Pemerintah Indonesia, khususnya Menteri Keuangan Sri Mulyani Indrawati, menghadapi tantangan terkait prospek penerimaan pajak yang sangat dipengaruhi oleh volatilitas ekonomi global dan perubahan dalam basis penerimaan. Ini terutama terkait dengan ekspor komoditas, seperti batubara, nikel, dan kelapa sawit, yang merupakan sumber pendapatan utama negara dalam bentuk Penerimaan Negara Bukan Pajak (PNBP).
Meskipun terjadi penurunan dalam volume ekspor pada periode tertentu, Sri Mulyani mencatat bahwa penurunan ini masih cukup terkendali. Namun, dia juga memperhatikan tren penurunan harga komoditas energi dan pangan yang akan berlanjut di masa mendatang. Penurunan ini diperkirakan akan berdampak pada penerimaan pajak di masa depan.
Selain itu, Direktur Jenderal Pajak Suryo Utomo menambahkan bahwa penerimaan pajak kemungkinan akan melambat hingga tahun 2024 karena kondisi ekonomi dan harga komoditas yang berfluktuasi. Dia juga menyoroti pentingnya ekspansi layanan dan penegakan hukum yang konsisten dalam meningkatkan penerimaan pajak.
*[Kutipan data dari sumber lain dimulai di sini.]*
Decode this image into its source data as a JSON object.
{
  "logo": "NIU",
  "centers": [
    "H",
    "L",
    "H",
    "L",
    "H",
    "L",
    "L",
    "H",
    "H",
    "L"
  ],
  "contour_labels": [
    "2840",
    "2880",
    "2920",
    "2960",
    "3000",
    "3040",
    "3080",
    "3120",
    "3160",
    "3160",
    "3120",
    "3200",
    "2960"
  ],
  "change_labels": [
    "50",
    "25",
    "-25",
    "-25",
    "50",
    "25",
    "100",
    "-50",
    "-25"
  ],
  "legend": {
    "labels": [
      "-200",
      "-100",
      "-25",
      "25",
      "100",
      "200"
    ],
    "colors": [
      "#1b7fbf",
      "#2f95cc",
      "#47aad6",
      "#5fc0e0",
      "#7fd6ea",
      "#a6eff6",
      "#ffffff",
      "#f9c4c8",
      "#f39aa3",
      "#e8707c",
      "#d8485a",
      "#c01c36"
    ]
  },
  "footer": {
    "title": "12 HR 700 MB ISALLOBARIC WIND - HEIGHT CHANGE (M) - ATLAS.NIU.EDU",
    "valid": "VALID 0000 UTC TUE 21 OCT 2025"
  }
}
Meskipun demikian, Sri Mulyani dan Suryo Utomo tetap optimis mengenai penerimaan pajak di Indonesia. Mereka mencatat bahwa aktivitas ekonomi domestik terus meningkat, dan penerapan Undang-Undang Harmonisasi Peraturan Perpajakan (UU HPP) akan mendukung penerimaan negara. Meskipun terdapat penurunan pajak akibat penurunan harga komoditas global, Sri Mulyani mencatat bahwa penerimaan PNBP hingga April 2023 masih mencapai 22,8% dari target APBN 2023.
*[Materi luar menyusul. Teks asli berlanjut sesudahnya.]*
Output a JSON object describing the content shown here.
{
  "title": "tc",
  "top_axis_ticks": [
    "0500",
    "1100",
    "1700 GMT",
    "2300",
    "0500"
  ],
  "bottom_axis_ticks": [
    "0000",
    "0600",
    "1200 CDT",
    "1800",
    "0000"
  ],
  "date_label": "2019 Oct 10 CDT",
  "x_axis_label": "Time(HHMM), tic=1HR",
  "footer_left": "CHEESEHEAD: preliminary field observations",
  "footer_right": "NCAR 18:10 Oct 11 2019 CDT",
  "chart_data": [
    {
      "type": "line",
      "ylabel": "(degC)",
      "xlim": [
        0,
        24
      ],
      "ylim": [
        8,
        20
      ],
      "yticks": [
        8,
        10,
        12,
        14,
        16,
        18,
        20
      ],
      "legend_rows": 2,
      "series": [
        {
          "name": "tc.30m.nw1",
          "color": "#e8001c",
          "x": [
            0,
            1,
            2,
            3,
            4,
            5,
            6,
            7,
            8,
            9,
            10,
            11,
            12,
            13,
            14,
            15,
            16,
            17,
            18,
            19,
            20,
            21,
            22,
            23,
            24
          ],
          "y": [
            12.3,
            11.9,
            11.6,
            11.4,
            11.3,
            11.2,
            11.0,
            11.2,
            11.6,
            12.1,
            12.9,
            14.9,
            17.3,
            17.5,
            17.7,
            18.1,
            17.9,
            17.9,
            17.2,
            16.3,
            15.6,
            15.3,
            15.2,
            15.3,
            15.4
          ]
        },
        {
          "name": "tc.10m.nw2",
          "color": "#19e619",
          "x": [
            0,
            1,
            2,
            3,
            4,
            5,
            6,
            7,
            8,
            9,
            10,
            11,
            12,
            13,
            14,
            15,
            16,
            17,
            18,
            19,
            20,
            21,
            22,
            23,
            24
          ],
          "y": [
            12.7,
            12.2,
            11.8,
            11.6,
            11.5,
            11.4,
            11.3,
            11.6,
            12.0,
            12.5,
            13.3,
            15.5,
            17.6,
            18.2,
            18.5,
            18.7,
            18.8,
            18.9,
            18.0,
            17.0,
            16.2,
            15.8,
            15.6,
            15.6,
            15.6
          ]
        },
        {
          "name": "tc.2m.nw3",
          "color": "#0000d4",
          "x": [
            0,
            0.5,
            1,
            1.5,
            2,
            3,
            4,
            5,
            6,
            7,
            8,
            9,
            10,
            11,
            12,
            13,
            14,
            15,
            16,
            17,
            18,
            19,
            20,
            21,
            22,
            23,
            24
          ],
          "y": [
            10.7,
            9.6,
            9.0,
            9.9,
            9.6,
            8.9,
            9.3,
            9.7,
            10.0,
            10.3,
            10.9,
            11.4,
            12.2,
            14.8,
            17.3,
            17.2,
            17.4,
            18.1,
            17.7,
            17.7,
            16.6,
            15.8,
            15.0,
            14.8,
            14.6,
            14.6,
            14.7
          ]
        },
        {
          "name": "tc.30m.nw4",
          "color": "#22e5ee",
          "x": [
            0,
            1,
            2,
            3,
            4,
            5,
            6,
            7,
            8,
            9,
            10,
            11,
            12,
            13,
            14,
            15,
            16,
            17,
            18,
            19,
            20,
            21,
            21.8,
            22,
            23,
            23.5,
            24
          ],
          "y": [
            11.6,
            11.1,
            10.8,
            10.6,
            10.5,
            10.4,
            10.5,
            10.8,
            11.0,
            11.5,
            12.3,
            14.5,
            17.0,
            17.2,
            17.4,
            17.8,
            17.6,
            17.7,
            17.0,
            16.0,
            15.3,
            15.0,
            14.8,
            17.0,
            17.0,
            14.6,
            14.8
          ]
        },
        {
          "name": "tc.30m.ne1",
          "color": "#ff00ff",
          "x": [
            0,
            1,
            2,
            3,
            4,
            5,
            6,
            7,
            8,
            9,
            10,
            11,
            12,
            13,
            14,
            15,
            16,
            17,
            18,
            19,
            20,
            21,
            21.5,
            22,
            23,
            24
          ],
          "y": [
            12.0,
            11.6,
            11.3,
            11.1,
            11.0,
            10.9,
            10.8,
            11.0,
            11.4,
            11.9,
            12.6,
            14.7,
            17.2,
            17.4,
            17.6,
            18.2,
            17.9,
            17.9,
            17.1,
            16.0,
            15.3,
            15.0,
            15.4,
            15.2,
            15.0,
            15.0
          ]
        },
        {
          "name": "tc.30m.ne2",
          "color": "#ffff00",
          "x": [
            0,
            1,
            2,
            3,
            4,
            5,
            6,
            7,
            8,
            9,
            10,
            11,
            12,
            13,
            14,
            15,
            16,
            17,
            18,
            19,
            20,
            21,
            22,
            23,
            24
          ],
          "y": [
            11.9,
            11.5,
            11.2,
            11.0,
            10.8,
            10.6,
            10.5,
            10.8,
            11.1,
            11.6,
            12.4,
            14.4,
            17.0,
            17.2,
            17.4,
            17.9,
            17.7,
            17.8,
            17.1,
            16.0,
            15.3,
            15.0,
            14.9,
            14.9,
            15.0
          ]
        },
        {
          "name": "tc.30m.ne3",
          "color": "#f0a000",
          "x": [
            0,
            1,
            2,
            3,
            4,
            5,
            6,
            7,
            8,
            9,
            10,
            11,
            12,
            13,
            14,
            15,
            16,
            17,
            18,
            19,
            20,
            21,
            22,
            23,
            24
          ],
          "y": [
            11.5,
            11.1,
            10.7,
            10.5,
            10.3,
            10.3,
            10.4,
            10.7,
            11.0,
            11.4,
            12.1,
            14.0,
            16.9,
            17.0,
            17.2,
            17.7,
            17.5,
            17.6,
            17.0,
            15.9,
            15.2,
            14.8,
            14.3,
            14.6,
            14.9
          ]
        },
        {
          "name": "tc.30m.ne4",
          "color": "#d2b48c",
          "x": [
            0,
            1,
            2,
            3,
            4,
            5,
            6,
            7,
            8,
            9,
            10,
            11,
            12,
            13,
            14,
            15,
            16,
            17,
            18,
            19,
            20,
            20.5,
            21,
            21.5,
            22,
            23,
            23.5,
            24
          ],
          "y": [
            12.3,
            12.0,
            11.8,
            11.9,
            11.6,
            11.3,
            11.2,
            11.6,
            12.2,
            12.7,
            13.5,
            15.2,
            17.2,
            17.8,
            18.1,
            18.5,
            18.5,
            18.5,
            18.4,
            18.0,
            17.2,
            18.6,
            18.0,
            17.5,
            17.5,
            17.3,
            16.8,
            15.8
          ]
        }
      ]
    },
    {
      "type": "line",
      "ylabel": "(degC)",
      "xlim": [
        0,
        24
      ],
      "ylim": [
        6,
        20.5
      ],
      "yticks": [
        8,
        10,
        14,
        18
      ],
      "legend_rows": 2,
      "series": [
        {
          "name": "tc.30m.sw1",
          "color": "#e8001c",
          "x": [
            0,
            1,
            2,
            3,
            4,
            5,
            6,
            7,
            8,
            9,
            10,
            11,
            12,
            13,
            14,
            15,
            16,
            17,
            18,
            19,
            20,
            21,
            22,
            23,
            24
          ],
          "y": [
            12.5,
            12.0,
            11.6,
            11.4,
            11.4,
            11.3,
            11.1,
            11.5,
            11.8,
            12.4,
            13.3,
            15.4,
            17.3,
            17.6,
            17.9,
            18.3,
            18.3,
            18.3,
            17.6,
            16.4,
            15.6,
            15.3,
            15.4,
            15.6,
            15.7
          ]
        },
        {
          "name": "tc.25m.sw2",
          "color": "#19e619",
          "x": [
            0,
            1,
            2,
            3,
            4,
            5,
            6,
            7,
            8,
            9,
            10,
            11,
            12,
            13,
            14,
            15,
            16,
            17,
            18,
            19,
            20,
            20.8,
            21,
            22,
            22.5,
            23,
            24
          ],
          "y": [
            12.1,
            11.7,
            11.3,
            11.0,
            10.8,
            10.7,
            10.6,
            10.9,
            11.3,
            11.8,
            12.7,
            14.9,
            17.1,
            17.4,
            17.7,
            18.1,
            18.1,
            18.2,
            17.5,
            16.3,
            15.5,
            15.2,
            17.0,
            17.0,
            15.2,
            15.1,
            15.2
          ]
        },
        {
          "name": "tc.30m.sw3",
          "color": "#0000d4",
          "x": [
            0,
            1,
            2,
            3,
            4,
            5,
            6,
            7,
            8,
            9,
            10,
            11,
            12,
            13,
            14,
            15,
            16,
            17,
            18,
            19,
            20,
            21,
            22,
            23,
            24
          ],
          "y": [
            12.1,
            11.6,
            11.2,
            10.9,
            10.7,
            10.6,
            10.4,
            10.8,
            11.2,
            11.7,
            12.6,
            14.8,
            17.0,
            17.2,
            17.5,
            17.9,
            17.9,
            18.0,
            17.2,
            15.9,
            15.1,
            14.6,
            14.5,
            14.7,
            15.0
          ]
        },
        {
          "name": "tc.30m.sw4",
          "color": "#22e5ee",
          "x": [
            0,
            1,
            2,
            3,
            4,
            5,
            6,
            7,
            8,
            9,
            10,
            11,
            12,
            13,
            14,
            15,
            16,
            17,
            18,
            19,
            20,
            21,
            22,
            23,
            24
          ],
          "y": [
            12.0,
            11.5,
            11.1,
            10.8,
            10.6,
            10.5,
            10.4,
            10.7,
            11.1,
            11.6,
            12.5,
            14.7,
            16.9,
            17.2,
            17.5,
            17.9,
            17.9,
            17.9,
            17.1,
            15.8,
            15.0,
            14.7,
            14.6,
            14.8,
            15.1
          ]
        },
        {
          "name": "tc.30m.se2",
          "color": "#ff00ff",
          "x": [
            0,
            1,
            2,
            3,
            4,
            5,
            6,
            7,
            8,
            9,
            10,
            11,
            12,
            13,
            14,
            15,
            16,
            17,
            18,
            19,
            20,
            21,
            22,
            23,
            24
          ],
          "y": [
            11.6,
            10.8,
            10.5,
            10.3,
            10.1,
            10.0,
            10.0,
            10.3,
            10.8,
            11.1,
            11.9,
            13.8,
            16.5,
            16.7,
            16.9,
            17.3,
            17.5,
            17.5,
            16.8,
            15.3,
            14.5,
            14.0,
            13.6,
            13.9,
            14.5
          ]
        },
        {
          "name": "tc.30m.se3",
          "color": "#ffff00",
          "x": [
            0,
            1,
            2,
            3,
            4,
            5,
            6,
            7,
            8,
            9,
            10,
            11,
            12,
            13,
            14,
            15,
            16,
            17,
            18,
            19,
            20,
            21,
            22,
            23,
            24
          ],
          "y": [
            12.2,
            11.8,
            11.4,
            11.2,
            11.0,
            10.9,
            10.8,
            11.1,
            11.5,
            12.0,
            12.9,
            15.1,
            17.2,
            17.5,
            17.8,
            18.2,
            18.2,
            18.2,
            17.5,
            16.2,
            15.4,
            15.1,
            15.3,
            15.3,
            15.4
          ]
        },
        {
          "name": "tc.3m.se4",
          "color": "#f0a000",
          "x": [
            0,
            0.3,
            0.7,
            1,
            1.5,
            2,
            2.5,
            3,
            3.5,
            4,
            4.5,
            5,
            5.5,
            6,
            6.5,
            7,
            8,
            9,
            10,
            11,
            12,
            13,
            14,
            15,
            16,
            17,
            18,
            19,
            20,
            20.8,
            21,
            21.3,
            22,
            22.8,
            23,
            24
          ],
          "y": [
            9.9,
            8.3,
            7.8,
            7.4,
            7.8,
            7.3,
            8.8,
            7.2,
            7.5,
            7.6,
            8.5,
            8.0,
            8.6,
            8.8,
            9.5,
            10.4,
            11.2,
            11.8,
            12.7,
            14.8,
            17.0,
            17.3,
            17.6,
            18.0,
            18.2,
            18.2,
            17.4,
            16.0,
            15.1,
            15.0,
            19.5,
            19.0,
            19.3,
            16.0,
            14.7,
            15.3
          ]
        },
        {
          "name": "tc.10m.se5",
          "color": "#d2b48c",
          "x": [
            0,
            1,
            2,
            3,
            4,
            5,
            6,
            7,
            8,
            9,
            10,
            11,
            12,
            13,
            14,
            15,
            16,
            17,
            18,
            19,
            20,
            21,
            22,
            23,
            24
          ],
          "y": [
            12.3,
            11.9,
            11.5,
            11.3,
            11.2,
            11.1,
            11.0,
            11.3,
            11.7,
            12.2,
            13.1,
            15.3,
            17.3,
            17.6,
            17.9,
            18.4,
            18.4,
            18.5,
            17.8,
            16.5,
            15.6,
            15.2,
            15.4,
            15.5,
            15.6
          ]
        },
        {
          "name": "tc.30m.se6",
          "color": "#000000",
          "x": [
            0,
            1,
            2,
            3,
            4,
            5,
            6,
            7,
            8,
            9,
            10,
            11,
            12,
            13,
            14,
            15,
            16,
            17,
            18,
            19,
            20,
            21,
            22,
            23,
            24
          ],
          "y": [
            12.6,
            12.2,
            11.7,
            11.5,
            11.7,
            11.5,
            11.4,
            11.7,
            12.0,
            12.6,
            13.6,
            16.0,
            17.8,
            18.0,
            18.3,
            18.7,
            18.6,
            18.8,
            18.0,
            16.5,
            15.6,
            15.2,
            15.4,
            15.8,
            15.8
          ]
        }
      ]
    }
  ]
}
Meskipun demikian, perlu dicatat bahwa pertumbuhan PNBP melambat dibandingkan dengan periode yang sama tahun sebelumnya, terutama karena kontraksi dalam PNBP Migas akibat penurunan harga minyak. Di sisi lain, PNBP SDA Non Migas tumbuh signifikan karena harga batubara yang tinggi. Dividen dari BUMN di sektor perbankan juga tumbuh, tetapi sejumlah komponen PNBP lainnya mengalami kontraksi, terutama dari lembaga seperti Kepolisian dan Kementerian/Lembaga lainnya.